Como cada generación, se están viendo muchos cambios en diferentes cosas y lugares. El más reciente, que ha desatado polémica en redes sociales, es sobre la apariencia de los niños que después de una pandemia tienen que volver a clases presenciales.
Durante la pandemia y tras años sin tener que preocuparse mucho por la apariencia (algunos), ahora las cosas están volviendo poco a poco a lo que estábamos acostumbrados; los niños están volviendo a las clases 100% presenciales, los adultos están volviendo a sus trabajos de la misma manera.

Pero el debate es que recientemente han habido quejas de padres de familia, profesores, luego de que la Comisión Nacional para Prevenir la Discriminación (CONAPRED) declarara que no es obligatorio que las infancias lleven el cabello corto o sin teñir.
Y tiene sentido, ya que no por llevar el cabello largo o pintado a la escuela van a rendir menos. Además, dicha institución argumenta que “deben ser respetados los derechos a la educación y al libre desarrollo de la personalidad de niñas, niños y adolescentes en las instituciones escolares”.
Estas declaraciones de la institución han desatado opiniones en redes también, donde personas adultas debaten que las infancias “sí tienen derechos, pero también deben cumplir con obligaciones”. Otros comentan que está bien que ellos lleven el cabello al estilo que ellos quieran, siempre y cuando no dejen de usar uniforme escolar, por ejemplo.

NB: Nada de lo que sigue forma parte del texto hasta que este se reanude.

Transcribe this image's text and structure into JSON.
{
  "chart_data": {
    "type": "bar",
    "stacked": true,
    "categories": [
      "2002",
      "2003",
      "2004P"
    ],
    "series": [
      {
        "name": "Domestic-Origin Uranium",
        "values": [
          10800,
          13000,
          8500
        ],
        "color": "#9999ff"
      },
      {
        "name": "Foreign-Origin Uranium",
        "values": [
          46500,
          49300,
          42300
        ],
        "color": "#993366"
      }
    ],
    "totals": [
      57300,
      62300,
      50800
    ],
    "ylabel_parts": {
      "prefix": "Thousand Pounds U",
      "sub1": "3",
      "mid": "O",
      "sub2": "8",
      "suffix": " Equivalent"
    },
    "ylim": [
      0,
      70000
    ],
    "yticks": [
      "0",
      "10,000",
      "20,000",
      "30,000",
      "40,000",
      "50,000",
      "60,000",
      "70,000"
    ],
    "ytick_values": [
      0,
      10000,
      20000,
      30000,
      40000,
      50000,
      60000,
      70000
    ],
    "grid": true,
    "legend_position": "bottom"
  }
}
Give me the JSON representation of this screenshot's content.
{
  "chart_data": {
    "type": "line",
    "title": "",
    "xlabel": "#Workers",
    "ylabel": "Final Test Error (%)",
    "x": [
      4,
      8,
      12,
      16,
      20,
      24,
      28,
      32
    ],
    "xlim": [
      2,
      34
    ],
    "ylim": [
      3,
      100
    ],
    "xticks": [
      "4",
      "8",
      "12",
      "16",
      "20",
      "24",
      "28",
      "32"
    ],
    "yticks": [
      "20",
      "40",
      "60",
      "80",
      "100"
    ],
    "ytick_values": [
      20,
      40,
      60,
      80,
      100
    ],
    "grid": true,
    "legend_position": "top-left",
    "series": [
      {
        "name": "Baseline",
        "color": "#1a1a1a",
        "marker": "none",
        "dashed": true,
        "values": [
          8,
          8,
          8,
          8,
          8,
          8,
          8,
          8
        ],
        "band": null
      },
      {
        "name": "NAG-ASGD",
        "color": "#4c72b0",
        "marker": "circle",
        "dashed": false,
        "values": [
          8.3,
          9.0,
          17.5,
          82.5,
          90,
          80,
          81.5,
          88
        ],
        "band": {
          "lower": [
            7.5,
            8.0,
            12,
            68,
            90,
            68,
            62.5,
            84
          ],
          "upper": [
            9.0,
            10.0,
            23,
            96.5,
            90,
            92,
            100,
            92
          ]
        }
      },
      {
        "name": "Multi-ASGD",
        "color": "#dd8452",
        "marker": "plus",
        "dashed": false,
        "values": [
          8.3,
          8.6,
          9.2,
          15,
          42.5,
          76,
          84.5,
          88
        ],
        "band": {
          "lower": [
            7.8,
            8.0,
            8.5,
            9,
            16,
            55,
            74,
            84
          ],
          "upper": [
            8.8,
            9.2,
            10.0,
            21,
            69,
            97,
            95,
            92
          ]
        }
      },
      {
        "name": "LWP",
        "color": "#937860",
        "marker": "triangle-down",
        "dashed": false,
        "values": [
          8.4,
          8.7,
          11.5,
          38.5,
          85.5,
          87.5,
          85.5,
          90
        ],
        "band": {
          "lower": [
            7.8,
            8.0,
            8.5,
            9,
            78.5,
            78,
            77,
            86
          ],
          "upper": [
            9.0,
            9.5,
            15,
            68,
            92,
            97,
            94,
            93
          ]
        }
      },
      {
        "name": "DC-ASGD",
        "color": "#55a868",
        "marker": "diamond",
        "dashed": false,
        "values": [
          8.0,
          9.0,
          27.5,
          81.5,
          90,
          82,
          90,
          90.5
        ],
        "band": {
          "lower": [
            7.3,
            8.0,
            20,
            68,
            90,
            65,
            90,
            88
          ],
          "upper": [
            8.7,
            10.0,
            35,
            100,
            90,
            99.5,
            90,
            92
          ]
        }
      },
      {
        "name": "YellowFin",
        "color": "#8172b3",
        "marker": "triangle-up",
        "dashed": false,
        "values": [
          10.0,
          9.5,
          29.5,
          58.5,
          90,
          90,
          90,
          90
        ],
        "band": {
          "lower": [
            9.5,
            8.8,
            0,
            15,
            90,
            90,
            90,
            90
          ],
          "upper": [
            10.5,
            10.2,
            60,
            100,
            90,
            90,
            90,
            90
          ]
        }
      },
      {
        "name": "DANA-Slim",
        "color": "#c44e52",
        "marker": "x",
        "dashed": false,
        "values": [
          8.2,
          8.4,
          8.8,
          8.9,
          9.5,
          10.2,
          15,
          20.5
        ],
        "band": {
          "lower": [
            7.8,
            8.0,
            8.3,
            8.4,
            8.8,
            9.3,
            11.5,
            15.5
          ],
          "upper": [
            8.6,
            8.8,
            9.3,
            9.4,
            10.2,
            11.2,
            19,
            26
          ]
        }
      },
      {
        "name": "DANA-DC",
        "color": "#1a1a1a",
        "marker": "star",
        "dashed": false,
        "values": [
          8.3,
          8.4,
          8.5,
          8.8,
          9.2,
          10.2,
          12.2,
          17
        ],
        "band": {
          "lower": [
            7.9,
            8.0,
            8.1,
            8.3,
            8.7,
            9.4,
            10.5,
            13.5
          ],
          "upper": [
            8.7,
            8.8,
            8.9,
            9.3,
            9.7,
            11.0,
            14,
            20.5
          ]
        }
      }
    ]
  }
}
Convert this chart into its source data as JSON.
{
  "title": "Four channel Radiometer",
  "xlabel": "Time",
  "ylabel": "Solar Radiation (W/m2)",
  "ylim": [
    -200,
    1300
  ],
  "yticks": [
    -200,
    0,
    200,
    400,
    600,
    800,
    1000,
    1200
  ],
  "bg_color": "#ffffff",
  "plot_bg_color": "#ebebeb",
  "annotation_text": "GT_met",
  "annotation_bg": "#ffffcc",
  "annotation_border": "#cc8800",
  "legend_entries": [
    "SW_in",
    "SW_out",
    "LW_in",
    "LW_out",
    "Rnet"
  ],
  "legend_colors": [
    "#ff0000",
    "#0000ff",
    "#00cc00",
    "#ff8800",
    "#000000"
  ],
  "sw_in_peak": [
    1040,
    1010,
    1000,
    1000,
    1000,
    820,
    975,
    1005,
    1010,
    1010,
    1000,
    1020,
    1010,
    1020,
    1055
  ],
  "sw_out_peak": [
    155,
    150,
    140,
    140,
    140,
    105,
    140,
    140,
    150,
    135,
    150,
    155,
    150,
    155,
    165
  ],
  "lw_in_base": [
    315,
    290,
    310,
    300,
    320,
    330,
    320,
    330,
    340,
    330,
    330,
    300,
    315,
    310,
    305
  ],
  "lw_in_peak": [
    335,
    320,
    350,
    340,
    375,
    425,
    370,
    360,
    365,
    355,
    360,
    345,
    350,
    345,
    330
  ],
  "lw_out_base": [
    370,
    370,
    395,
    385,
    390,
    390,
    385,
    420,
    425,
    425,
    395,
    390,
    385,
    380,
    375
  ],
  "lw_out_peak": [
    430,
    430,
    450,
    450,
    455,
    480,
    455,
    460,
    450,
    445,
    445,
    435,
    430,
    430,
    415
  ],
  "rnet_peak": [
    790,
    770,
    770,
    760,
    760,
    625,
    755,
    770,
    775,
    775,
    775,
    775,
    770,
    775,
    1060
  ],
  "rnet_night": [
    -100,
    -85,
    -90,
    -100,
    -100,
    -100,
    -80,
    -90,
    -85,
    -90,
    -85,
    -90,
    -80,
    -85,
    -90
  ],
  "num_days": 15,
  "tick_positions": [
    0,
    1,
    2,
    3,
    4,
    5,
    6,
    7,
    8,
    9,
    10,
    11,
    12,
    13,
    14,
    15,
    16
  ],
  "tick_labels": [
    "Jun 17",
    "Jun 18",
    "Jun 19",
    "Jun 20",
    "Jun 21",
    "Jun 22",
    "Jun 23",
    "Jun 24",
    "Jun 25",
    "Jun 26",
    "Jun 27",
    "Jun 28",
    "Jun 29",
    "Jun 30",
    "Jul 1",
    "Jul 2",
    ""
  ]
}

Las generaciones anteriores están en desacuerdo muy seguramente porque a ellos se les ‘educó’ de maneras más estrictas. Por ejemplo, en la escuela era muy común que los niños sufrieran maltratos físicos (como que se les golpeara con el borrador en los dedos), cosa que ahora es impensable.
En artículos anteriores hablamos sobre lo incorrectos que están los adultos que piensan educar (o que ya educan) actualmente a sus hijos a base de ‘correctivos’ (golpes o regaños con groserías), ya que a la larga traen resultados opuestos a los esperados.
La decisión de la CONAPRED llegó a raíz de que recibieran muchas quejas de estudiantes de secundaria, preparatoria y universidad, a los que se les negó el acceso a los planteles. A mediados de agosto la institución se pronunció vía Twitter que esta práctica ejercida por los planteles educativos es incorrecta y se debe respetar a las personas que decidan tener una apariencia física diferente.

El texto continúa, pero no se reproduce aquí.